Has this not been our experience of this God and his world? Over and over again, just when we think we have figured him out with our infinitesimally small human minds, he shatters our assumptions and plans. He turns the world on its head. Mary’s own son will literally embody this peculiar glory of God. And for those of us with eyes to see, like Mary, it is marvelous, the very wisdom of God, worth celebrating in song and in a life of praise.
God Magnified in Our Rejoicing
But even before her celebration of God’s rescue of the weak, Mary begins with an insight not to overlook. Her opening lines not only celebrate that God magnifies his strength in the weaknesses of his people but also how. How is God magnified in us? Not through human pride and confidence, nor through human wealth and strength, but through the humble heart of rejoicing in him.
“My soul magnifies the Lord, and my spirit rejoices in God my Savior.” (Luke 1:46–47)
This is a life-changing lyric if you catch it — not just at Christmas but for all of the Christian life. God is magnified in his weak people when we, like Mary, rejoice in him.
You might say, “But that’s not what the song says. It says ‘and’ — not ‘when’ or ‘by’ or ‘through.’” The question, then, is how does the magnifying relate to the rejoicing?
The answer is that our spirit rejoicing in God magnifies God. Surely, his magnification increases his people’s rejoicing, but here the issue for Mary is what her soul and spirit does related to God’s magnification. And God is shown to be magnificent in Mary as she rejoices in him — because we magnify, or glorify, or honor what or whom we enjoy.
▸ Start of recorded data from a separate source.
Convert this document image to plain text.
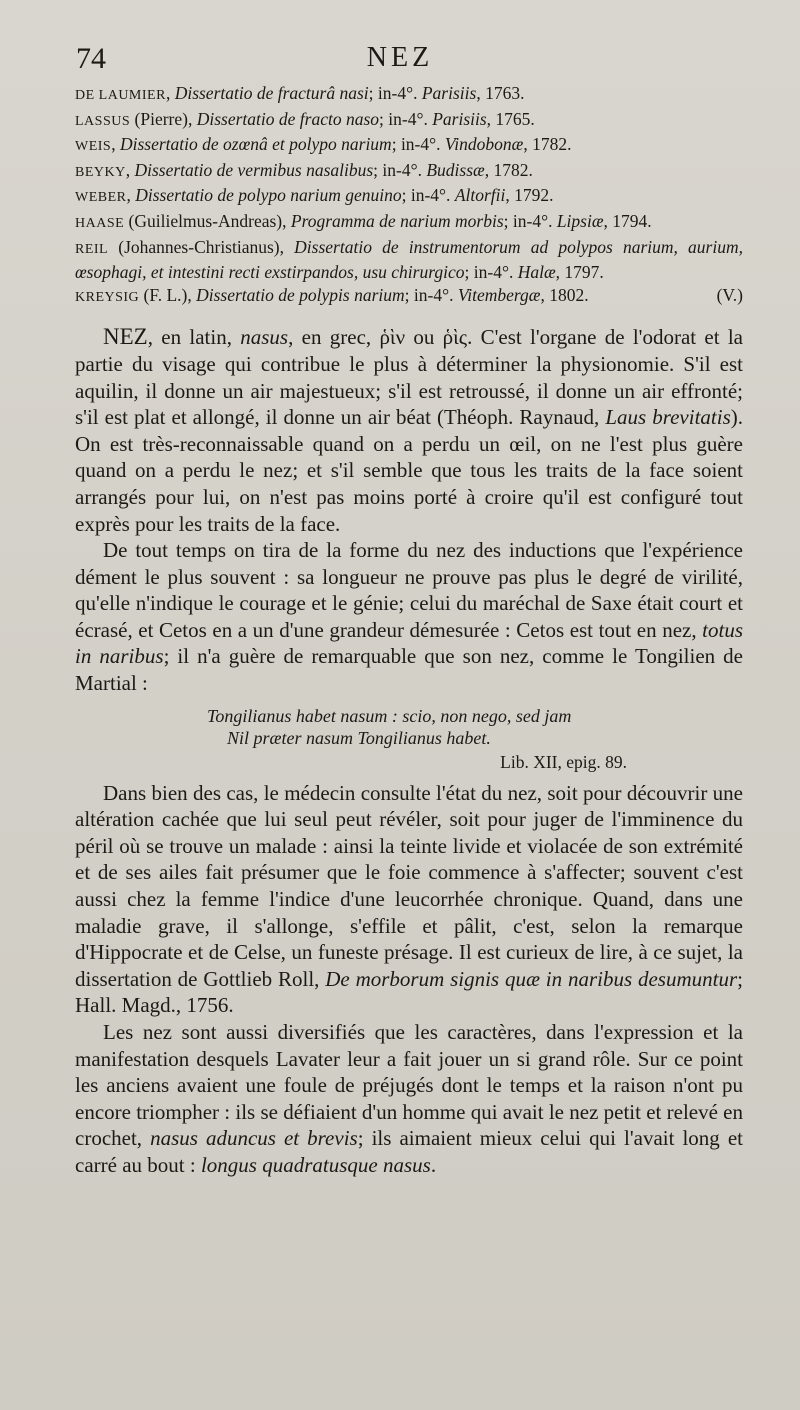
74	NEZ

DE LAUMIER, Dissertatio de fracturâ nasi; in-4°. Parisiis, 1763.

LASSUS (Pierre), Dissertatio de fracto naso; in-4°. Parisiis, 1765.

WEIS, Dissertatio de ozœnâ et polypo narium; in-4°. Vindobonæ, 1782.

BEYKY, Dissertatio de vermibus nasalibus; in-4°. Budissæ, 1782.

WEBER, Dissertatio de polypo narium genuino; in-4°. Altorfii, 1792.

HAASE (Guilielmus-Andreas), Programma de narium morbis; in-4°. Lipsiæ, 1794.

REIL (Johannes-Christianus), Dissertatio de instrumentorum ad polypos narium, aurium, œsophagi, et intestini recti exstirpandos, usu chirurgico; in-4°. Halæ, 1797.

KREYSIG (F. L.), Dissertatio de polypis narium; in-4°. Vitembergæ, 1802.	(V.)

NEZ, en latin, nasus, en grec, ῥὶν ou ῥὶς. C'est l'organe de l'odorat et la partie du visage qui contribue le plus à déterminer la physionomie. S'il est aquilin, il donne un air majestueux; s'il est retroussé, il donne un air effronté; s'il est plat et allongé, il donne un air béat (Théoph. Raynaud, Laus brevitatis). On est très-reconnaissable quand on a perdu un œil, on ne l'est plus guère quand on a perdu le nez; et s'il semble que tous les traits de la face soient arrangés pour lui, on n'est pas moins porté à croire qu'il est configuré tout exprès pour les traits de la face.

De tout temps on tira de la forme du nez des inductions que l'expérience dément le plus souvent : sa longueur ne prouve pas plus le degré de virilité, qu'elle n'indique le courage et le génie; celui du maréchal de Saxe était court et écrasé, et Cetos en a un d'une grandeur démesurée : Cetos est tout en nez, totus in naribus; il n'a guère de remarquable que son nez, comme le Tongilien de Martial :

Tongilianus habet nasum : scio, non nego, sed jam
Nil præter nasum Tongilianus habet.
Lib. XII, epig. 89.

Dans bien des cas, le médecin consulte l'état du nez, soit pour découvrir une altération cachée que lui seul peut révéler, soit pour juger de l'imminence du péril où se trouve un malade : ainsi la teinte livide et violacée de son extrémité et de ses ailes fait présumer que le foie commence à s'affecter; souvent c'est aussi chez la femme l'indice d'une leucorrhée chronique. Quand, dans une maladie grave, il s'allonge, s'effile et pâlit, c'est, selon la remarque d'Hippocrate et de Celse, un funeste présage. Il est curieux de lire, à ce sujet, la dissertation de Gottlieb Roll, De morborum signis quæ in naribus desumuntur; Hall. Magd., 1756.

Les nez sont aussi diversifiés que les caractères, dans l'expression et la manifestation desquels Lavater leur a fait jouer un si grand rôle. Sur ce point les anciens avaient une foule de préjugés dont le temps et la raison n'ont pu encore triompher : ils se défiaient d'un homme qui avait le nez petit et relevé en crochet, nasus aduncus et brevis; ils aimaient mieux celui qui l'avait long et carré au bout : longus quadratusque nasus.
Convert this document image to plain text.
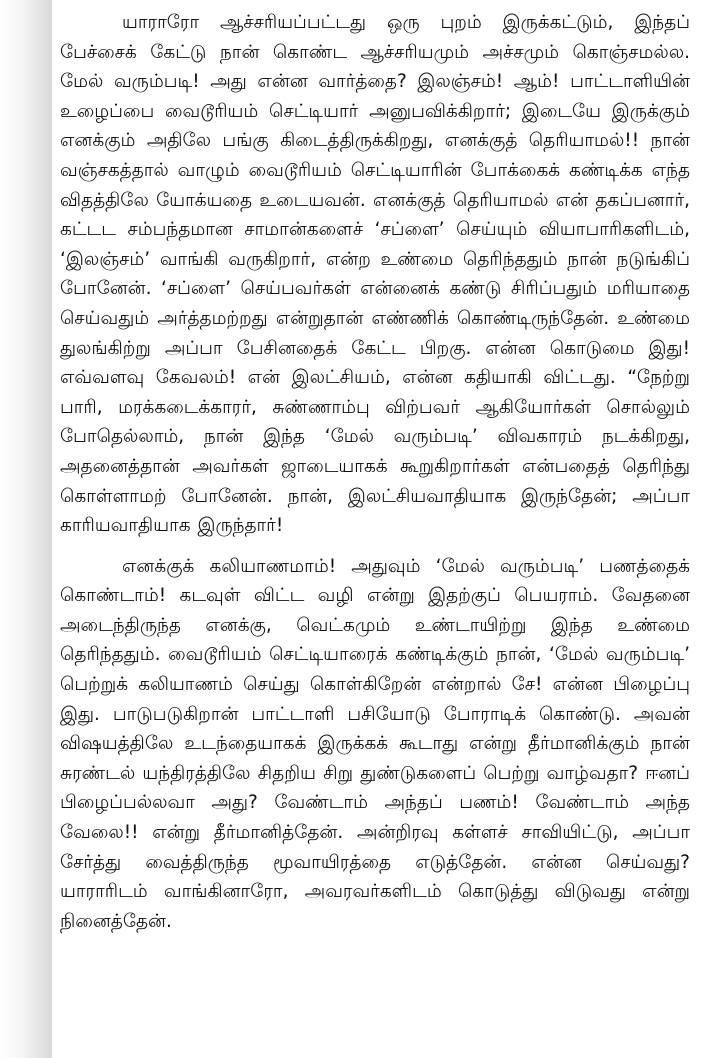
யாராரோ ஆச்சரியப்பட்டது ஒரு புறம் இருக்கட்டும், இந்தப் பேச்சைக் கேட்டு நான் கொண்ட ஆச்சரியமும் அச்சமும் கொஞ்சமல்ல. மேல் வரும்படி! அது என்ன வார்த்தை? இலஞ்சம்! ஆம்! பாட்டாளியின் உழைப்பை வைடூரியம் செட்டியார் அனுபவிக்கிறார்; இடையே இருக்கும் எனக்கும் அதிலே பங்கு கிடைத்திருக்கிறது, எனக்குத் தெரியாமல்!! நான் வஞ்சகத்தால் வாழும் வைடூரியம் செட்டியாரின் போக்கைக் கண்டிக்க எந்த விதத்திலே யோக்யதை உடையவன். எனக்குத் தெரியாமல் என் தகப்பனார், கட்டட சம்பந்தமான சாமான்களைச் ‘சப்ளை’ செய்யும் வியாபாரிகளிடம், ‘இலஞ்சம்’ வாங்கி வருகிறார், என்ற உண்மை தெரிந்ததும் நான் நடுங்கிப் போனேன். ‘சப்ளை’ செய்பவர்கள் என்னைக் கண்டு சிரிப்பதும் மரியாதை செய்வதும் அர்த்தமற்றது என்றுதான் எண்ணிக் கொண்டிருந்தேன். உண்மை துலங்கிற்று அப்பா பேசினதைக் கேட்ட பிறகு. என்ன கொடுமை இது! எவ்வளவு கேவலம்! என் இலட்சியம், என்ன கதியாகி விட்டது. “நேற்று பாரி, மரக்கடைக்காரர், சுண்ணாம்பு விற்பவர் ஆகியோர்கள் சொல்லும் போதெல்லாம், நான் இந்த ‘மேல் வரும்படி’ விவகாரம் நடக்கிறது, அதனைத்தான் அவர்கள் ஜாடையாகக் கூறுகிறார்கள் என்பதைத் தெரிந்து கொள்ளாமற் போனேன். நான், இலட்சியவாதியாக இருந்தேன்; அப்பா காரியவாதியாக இருந்தார்!

எனக்குக் கலியாணமாம்! அதுவும் ‘மேல் வரும்படி’ பணத்தைக் கொண்டாம்! கடவுள் விட்ட வழி என்று இதற்குப் பெயராம். வேதனை அடைந்திருந்த எனக்கு, வெட்கமும் உண்டாயிற்று இந்த உண்மை தெரிந்ததும். வைடூரியம் செட்டியாரைக் கண்டிக்கும் நான், ‘மேல் வரும்படி’ பெற்றுக் கலியாணம் செய்து கொள்கிறேன் என்றால் சே! என்ன பிழைப்பு இது. பாடுபடுகிறான் பாட்டாளி பசியோடு போராடிக் கொண்டு. அவன் விஷயத்திலே உடந்தையாகக் இருக்கக் கூடாது என்று தீர்மானிக்கும் நான் சுரண்டல் யந்திரத்திலே சிதறிய சிறு துண்டுகளைப் பெற்று வாழ்வதா? ஈனப் பிழைப்பல்லவா அது? வேண்டாம் அந்தப் பணம்! வேண்டாம் அந்த வேலை!! என்று தீர்மானித்தேன். அன்றிரவு கள்ளச் சாவியிட்டு, அப்பா சேர்த்து வைத்திருந்த மூவாயிரத்தை எடுத்தேன். என்ன செய்வது? யாராரிடம் வாங்கினாரோ, அவரவர்களிடம் கொடுத்து விடுவது என்று நினைத்தேன்.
We see in Mary what John Piper has demonstrated time and again for decades: God is most glorified in us when we are most satisfied in him. This is not a peripheral truth for Mary, or at Christmas, or any time of year, but it is endlessly relevant and will be so eternally for God’s people as we grow and expand and deepen and ripen in our enjoyment of this God.
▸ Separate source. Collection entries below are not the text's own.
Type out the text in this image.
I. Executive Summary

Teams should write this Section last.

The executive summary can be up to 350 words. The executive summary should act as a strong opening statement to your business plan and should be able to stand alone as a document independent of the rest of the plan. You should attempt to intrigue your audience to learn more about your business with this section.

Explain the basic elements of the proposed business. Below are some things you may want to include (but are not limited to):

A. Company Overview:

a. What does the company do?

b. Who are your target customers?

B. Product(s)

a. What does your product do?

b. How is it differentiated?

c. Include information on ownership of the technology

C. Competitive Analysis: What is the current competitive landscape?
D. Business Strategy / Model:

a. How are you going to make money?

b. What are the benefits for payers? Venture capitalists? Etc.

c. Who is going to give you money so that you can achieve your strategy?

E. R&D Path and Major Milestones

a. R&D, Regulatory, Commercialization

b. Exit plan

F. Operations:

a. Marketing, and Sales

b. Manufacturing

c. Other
What Christmas Sings About God
We would do well this Christmas, and any time of year, to listen carefully to Mary’s strange song — strange to humans attuned to the music of the world, but deeply thrilling to those who have been given an ear for the God who is, not the God of our imaginations.
Neither Mary’s song, nor Christmas itself, is a peripheral revelation of the true God. Christmas is a window into his very heart, who he is year round and forever. He does indeed look, with mercy, on those who own their humble estate, to exalt them. While he looks, with terrifying justice, on the prideful, to humble them. And for those of us who are weak and heavy laden, it is marvelous in our eyes, and music to our ears.